Albion Monitor /News

Sutter/SR Already Cited by State

by Stephanie Hiller, Editor Bodega Bay Navigator

The situation at Community Hospital reflects the crisis in health care

"Community was always a nice friendly place to work and there was lots of camaraderie," said union organizer and nurse Glenda Canfield, who has worked at Community for 15 years. "It draws all of you together to give people good care no matter whether they're insured or uninsured, or if they're homeless or have lice. It becomes a way of life."

The situation at Community Hospital reflects the crisis in health care, now that insurance companies, large HMO's and large hospital affiliates run the show. Health care has become the bottom-line managed care industry, where efficiency and profit takes precedence.

"We used to be able to give massages," said Glenda. "We don't have time for that anymore."

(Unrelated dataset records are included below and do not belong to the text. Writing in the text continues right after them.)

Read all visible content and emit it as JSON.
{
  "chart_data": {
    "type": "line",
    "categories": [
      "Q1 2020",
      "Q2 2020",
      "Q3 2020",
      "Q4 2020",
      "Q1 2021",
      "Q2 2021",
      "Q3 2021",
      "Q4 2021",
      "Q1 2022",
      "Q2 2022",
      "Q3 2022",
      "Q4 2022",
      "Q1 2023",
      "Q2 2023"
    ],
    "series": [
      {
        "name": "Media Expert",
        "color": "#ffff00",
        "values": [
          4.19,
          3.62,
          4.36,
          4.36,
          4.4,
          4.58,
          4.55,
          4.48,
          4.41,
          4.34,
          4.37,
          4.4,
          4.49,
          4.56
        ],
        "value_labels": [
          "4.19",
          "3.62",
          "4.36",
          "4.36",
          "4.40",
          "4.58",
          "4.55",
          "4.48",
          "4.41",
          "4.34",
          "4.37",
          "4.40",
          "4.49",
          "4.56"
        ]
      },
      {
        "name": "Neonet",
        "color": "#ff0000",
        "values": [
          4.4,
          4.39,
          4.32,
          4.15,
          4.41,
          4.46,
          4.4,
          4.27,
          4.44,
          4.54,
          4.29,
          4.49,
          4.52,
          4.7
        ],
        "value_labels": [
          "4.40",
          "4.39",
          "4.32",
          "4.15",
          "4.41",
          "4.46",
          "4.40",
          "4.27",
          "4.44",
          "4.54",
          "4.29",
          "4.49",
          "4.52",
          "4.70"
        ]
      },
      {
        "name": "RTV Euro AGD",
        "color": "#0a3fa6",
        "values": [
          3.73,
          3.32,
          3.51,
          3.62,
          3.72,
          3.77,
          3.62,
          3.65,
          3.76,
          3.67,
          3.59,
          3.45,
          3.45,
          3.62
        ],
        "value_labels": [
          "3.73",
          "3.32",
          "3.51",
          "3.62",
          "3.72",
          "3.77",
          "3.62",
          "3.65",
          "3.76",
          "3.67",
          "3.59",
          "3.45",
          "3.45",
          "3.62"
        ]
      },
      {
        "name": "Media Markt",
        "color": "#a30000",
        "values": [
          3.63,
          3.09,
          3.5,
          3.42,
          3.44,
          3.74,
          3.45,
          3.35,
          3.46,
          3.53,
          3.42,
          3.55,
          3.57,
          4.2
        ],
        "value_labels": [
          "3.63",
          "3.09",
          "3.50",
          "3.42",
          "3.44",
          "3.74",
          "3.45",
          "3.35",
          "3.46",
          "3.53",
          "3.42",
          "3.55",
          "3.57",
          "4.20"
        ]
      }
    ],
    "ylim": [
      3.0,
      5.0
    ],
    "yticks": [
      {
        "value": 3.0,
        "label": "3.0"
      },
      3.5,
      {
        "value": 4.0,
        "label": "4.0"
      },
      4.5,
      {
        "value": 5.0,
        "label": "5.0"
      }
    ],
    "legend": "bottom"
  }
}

If the proponents of Measure E are right, it's the quality of care and its accessibility to working people that will decline with Sutter/CHS on board. And a recent state report on staffing at Community Hospital confirms the nurses are justified to fear for their future.

The person responsible for watching the monitors was found assisting with patient dinner trays

"Patient complained that it took nurses 15 minutes to answer the call-light and food was frequently served cold."

That is one of three basic areas of complaint for which Community Hospital has been cited since Sutter assumed management. State Health Department investigator Diana Noffke found inadequate staffing, such as one case where no staff members watched monitors by which two heart patients were to be observed.

That assignment had been turned over to unlicensed staff who was not sufficiently trained, the report notes, and had not been informed that "a person trained in interpreting telemetry heart rhythms is to remain at the station 24 hours a day while patients are on telemetry monitoring."

The person, a medical unit clerk, responsible for watching the monitors, was found assisting with patient dinner trays. The state report concluded that the facility failed to develop written personnel policies concerning the clerk's responsibilities.

Hospital staffing is regulated by Title 22, which requires staffing to be done by acuity -- that is, adjusting the patient-nurse ratio for the severity of patient illness. Community has been staffing by numbers, using ratios that were developed before managed care started moving patients out of the hospital as quickly as possible, leaving only the very ill on the floor.

Staffing in the perinatal and pediatric units was not provided in accord with the level of care needed, the report says. Review of education personnel files revealed no evaluation of evaluation of a nurse's competency to work in the intensive care unit. The hospital has been notified of these findings and has responded as required with its plan of correction for each item.

It was not possible to find out how union representatives view staffing at the hospital because they are engaged in contract negotiations and are not free to speak publicly about management. hospital Director Coates also said that agreement has been reached in contract negotiations with labor, but the union says that is not so.

And it is also not possible for the press to investigate the charges alleged by the state and employees. Reporters are unwelcome to new management; Tom Chorneau, who has covered Community for the Press Democrat, was asked the leave the hospital last week when he went there to interview nurses.

"We won't compromise patient care"

Nurses and union members look nervously at what Sutter's track record at other hospitals. At Sutter Roseville, staff was cut radically. According to Kathy Robertson writing in the Sacramento Business Journal, nurses at the Roseville Medical Center typically took care of five patients per shift only two years ago, four if the patients were critically ill.

"Now each of Sutter Roseville's nurses is in charge of patients in eight rooms, regardless of their conditions. And each nurse is head of a 'team' of other, mostly unlicensed personnel." Nurses complained that they were "too busy to give patients the care we want."

Asked whether Community would also reduce staff to cut costs, Cliff Coates replied, "All of us are faced with that struggle every day, and I can't tell you what will happen next month.

"If we do cut staff, it will not be through layoffs but by other means such as voluntary retirement." Asked if that would not reduce the nurse-patient ratio, he repeated, "We won't compromise patient care through layoffs."

Regarding Roseville, Coates said only that "if you compare Sutter with Columbia/HCA, Kaiser, or even Catholic charities, ours is the best. This is a very tough service industry."

In response to questions about the huge profits in health care, Coates replied that was false information. "This facility will lose many millions of dollars this year. Doctors salaries are declining. The public is demanding higher quality for the dollar. Statistics don't bear out that we have lower quality in health care. We have more efficiency."